Die Erfolgsstory außerhalb des Platzes

Karrieren abseits des Sports (16): Als Hobbyfußballer hetzt Andrej Sorin beim Kreisligisten FC Viktoria über den Rasen, als Autor schreibt er unter anderem Drehbücher für die Kultserie Großstadtrevier. Sport als Ausgleich für die geistige Arbeit am Schreibtisch.

Den größten Teil seiner Arbeitszeit verbringt Andrej Sorin (links) am Schreibtisch. Immer mal wieder ist der Drehbuchautor aber auch am Filmset präsent. Hier verfolgt er beim Dreh seines Kurzfilms Un état d’urgence in Paris die Arbeit des Kameramanns David Dincer. Foto: privat

Den größten Teil seiner Arbeitszeit verbringt Andrej Sorin (links) am Schreibtisch. Immer mal wieder ist der Drehbuchautor aber auch am Filmset präsent. Hier verfolgt er beim Dreh seines Kurzfilms Un état d’urgence in Paris die Arbeit des Kameramanns David Dincer. Foto: privat

Von Uwe Flegel

Dürfte Andrej Sorin das Drehbuch schreiben, dann würde der FC Viktoria Backnang sicher wenigstens ab und zu mal siegen. Beim Schlusslicht der Kreisliga A 2 spielt er aber nicht als Autor für Erfolgsgeschichten, sondern hat die Rolle des Abwehrkämpfers inne. Für den Mann, der unter anderem Storys für die Fernsehserie Großstadtrevier entwickelt, ist der Fußball der Ausgleich zur geistigen Anforderung bei seiner Arbeit am Schreibtisch.

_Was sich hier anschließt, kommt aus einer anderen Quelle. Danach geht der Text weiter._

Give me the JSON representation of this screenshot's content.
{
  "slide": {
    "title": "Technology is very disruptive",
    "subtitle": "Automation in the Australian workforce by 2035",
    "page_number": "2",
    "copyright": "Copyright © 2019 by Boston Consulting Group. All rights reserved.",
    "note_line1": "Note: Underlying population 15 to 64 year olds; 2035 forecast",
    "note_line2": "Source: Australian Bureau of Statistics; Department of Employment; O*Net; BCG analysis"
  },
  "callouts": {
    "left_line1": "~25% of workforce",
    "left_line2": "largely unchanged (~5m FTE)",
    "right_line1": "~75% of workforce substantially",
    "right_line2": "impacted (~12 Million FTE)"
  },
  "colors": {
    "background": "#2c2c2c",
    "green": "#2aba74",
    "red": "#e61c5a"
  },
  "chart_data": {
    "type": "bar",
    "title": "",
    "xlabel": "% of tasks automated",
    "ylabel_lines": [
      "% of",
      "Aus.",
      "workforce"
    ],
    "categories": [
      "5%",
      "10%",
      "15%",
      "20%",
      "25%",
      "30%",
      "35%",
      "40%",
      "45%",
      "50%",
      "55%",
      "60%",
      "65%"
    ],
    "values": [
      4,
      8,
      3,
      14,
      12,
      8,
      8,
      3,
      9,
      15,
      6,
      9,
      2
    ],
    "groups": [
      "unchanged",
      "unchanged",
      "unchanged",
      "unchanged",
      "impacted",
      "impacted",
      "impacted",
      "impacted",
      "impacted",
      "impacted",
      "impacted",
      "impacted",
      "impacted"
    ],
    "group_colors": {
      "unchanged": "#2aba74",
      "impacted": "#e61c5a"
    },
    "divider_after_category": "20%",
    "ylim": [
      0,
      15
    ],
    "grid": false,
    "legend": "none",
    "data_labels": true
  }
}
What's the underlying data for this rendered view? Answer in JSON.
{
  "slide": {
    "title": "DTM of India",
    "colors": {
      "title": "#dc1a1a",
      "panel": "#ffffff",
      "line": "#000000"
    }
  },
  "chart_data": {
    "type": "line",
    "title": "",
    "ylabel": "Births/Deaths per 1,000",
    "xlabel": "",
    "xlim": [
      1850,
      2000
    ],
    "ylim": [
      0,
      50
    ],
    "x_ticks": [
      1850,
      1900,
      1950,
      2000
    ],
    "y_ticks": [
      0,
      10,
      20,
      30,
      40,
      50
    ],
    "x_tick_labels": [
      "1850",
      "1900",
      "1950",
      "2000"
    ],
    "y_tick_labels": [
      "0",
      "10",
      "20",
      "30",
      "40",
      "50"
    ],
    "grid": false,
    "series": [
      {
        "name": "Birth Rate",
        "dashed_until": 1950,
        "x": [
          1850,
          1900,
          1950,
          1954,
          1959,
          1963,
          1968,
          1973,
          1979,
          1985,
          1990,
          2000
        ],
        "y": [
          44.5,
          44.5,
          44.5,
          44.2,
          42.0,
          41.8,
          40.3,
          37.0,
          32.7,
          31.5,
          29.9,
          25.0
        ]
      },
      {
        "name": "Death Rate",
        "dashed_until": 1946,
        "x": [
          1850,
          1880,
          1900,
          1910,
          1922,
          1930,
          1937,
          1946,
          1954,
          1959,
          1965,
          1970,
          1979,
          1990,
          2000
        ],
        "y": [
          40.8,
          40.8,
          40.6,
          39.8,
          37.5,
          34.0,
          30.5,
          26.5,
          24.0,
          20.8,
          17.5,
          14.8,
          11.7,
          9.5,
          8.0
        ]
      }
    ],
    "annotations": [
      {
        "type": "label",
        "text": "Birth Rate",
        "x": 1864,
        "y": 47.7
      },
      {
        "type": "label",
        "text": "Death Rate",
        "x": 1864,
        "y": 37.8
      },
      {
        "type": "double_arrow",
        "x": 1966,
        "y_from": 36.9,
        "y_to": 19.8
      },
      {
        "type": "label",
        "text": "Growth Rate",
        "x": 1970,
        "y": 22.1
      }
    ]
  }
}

Wer mit dem 31-Jährigen spricht, der spürt sofort, dass Andrej Sorin gerade sehr glücklich ist. „Ich lebe meine drei größten Leidenschaften aus“, bestätigt er und spricht zum einen von seiner Frau Irina, der zweijährigen Tochter Nina und dem sieben Monate alten Söhnchen Lew. Zum anderen ist da das Hobby Fußball, bei dem er hofft, nach der Corona- sowie langen Verletzungspause wegen eines Kreuzbandrisses möglichst rasch wieder angreifen zu dürfen. Und dann gibt es noch den Beruf als Diplom-Drehbuchautor. Die Tätigkeit, mit der er seine Brötchen verdient. Wie im Sport braucht es dafür allerdings nicht nur Talent. Nötig sind auch großes Durchhaltevermögen und harte Arbeit. „Der Anfang war nicht einfach. Da war viel Klinkenputzen, super viel Scheitern, ständiges Anbieten und Hochdienen“, erzählt der im kasachischen Jereimentau geborene Sorin.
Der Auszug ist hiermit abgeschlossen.